Kemudian dia mulai membuka pesan dari Olivia dan betapa terkejutnya George setelah membacanya, raut wajahnya menjadi sangat tegang. Dia lalu menghubungi Olivia tapi tidak diangkat. "Shit..!" dia mengumpat frustrasi. Dia menjadi semakin tidak tenang. Dia sama sekali tidak menyangka hal ini akan terjadi. George lalu menghubungi seseorang dengan perasaan gusar.

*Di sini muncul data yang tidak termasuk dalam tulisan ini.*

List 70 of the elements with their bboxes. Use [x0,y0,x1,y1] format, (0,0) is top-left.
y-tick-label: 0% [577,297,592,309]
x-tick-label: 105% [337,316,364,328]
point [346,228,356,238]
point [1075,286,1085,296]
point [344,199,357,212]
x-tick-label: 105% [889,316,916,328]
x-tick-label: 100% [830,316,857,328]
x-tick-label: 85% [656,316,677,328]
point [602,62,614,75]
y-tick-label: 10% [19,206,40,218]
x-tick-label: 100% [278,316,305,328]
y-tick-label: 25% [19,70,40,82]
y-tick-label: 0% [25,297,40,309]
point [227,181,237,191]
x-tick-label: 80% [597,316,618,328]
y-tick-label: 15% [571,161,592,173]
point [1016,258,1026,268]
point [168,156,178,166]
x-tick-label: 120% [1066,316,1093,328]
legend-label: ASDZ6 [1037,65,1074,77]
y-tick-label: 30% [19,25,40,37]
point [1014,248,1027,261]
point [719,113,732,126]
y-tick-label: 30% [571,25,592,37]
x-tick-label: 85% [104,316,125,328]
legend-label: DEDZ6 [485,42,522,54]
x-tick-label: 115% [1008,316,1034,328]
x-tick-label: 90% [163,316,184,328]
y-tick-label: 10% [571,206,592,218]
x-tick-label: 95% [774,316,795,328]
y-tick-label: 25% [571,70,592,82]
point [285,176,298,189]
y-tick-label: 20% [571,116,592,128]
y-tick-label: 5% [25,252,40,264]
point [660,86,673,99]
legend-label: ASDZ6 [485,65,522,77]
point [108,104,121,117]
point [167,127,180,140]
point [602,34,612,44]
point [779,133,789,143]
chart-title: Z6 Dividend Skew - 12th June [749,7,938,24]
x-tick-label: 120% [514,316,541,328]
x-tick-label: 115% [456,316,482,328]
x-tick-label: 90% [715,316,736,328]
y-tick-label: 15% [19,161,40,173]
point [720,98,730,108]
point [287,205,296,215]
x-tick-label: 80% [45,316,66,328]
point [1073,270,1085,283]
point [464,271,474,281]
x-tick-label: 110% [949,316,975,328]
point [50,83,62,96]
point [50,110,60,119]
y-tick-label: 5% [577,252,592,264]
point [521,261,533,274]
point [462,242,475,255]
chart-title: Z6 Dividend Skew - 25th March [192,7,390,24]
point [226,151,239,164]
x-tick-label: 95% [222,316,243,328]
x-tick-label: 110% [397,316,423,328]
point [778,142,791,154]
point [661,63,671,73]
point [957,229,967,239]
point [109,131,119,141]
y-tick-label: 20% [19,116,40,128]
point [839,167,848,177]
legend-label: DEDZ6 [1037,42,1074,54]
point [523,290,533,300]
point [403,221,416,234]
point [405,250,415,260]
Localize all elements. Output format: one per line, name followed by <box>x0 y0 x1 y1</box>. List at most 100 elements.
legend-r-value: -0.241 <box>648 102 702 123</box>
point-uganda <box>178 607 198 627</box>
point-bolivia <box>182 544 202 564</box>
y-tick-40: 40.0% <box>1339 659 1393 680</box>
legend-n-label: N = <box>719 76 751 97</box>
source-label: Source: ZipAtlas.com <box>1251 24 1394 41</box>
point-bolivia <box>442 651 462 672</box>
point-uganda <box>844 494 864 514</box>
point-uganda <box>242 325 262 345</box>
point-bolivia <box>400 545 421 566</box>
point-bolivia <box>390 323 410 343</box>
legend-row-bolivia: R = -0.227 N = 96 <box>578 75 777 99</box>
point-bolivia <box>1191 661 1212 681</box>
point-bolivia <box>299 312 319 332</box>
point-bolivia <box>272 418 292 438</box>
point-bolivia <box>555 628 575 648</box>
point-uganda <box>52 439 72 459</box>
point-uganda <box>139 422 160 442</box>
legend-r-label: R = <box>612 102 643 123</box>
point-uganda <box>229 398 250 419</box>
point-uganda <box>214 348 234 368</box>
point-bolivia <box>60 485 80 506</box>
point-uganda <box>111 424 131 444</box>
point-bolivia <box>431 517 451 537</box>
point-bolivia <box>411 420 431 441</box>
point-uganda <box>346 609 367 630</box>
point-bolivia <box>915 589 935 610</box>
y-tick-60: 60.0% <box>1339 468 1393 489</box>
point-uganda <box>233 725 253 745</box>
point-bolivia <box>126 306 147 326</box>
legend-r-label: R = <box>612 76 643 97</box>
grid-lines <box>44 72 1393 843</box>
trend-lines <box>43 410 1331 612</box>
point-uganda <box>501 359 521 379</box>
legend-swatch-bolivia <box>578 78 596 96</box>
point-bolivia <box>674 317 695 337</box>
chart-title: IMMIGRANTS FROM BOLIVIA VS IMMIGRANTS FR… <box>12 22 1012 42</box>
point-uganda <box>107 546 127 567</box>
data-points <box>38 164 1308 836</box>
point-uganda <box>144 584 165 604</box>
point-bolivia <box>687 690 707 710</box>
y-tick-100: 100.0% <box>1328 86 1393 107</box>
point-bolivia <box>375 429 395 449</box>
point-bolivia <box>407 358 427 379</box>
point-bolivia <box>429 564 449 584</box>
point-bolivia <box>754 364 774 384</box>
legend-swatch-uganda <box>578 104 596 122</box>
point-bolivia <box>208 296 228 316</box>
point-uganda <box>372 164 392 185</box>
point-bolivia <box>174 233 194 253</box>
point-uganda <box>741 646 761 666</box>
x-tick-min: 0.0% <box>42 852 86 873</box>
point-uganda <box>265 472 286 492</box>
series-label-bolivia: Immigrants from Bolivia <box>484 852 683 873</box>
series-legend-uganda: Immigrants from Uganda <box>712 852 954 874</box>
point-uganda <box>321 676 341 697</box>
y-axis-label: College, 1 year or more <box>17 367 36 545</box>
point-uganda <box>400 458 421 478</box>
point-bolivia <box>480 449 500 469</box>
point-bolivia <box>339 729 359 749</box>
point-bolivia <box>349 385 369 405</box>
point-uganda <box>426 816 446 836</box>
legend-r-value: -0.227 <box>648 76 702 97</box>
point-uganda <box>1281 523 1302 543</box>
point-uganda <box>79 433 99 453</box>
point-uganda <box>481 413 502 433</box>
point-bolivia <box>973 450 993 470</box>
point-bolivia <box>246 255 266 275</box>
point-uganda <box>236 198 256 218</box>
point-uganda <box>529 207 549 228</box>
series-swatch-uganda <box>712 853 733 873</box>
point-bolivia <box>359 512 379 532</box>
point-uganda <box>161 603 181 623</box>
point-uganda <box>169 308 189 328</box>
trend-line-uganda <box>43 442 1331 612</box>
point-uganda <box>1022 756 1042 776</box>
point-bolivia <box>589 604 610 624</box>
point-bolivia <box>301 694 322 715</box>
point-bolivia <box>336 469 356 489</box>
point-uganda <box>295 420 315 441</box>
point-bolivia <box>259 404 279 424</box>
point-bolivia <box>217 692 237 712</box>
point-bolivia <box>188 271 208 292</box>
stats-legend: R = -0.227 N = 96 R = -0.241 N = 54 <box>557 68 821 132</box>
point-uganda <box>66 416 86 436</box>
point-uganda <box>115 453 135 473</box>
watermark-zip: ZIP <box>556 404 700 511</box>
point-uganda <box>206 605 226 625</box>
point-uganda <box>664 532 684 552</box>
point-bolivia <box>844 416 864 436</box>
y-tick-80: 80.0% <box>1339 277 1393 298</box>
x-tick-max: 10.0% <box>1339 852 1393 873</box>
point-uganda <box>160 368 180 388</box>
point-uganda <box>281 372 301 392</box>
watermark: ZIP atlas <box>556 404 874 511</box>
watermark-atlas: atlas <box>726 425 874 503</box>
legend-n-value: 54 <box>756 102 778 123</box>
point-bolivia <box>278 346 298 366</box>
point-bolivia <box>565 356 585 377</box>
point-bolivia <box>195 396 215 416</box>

"Temukan Alesha segera..!!" ucapnya lalu menutup panggilannya. George lalu bangkit dan keluar dari pesawat, di luar para pengawal sudah menunggu dengan menunduk hormat. George ingin sekali menghajar semua pengawalnya saat itu juga karena sangat emosi, padahal mereka tidak ada hubungannya dengan pengamanan Alesha. George memang khusus membayar pengawal profesional yang berasal dari luar kerajaan tetapi itulah kesalahan terbesarnya. Sekarang dia merasa seperti orang bodoh yang sangat ceroboh. George ingin meluapkan amarahnya tetapi dia sadar kalau dia sedang berada di tempat umum jadi dia mengurungkan niatnya.
Tidak berapa lama ponselnya berbunyi dan melihat nomor tidak dikenal, hatinya seketika berdenyut karena yakin panggilan itu pasti berasal dari si keparat itu.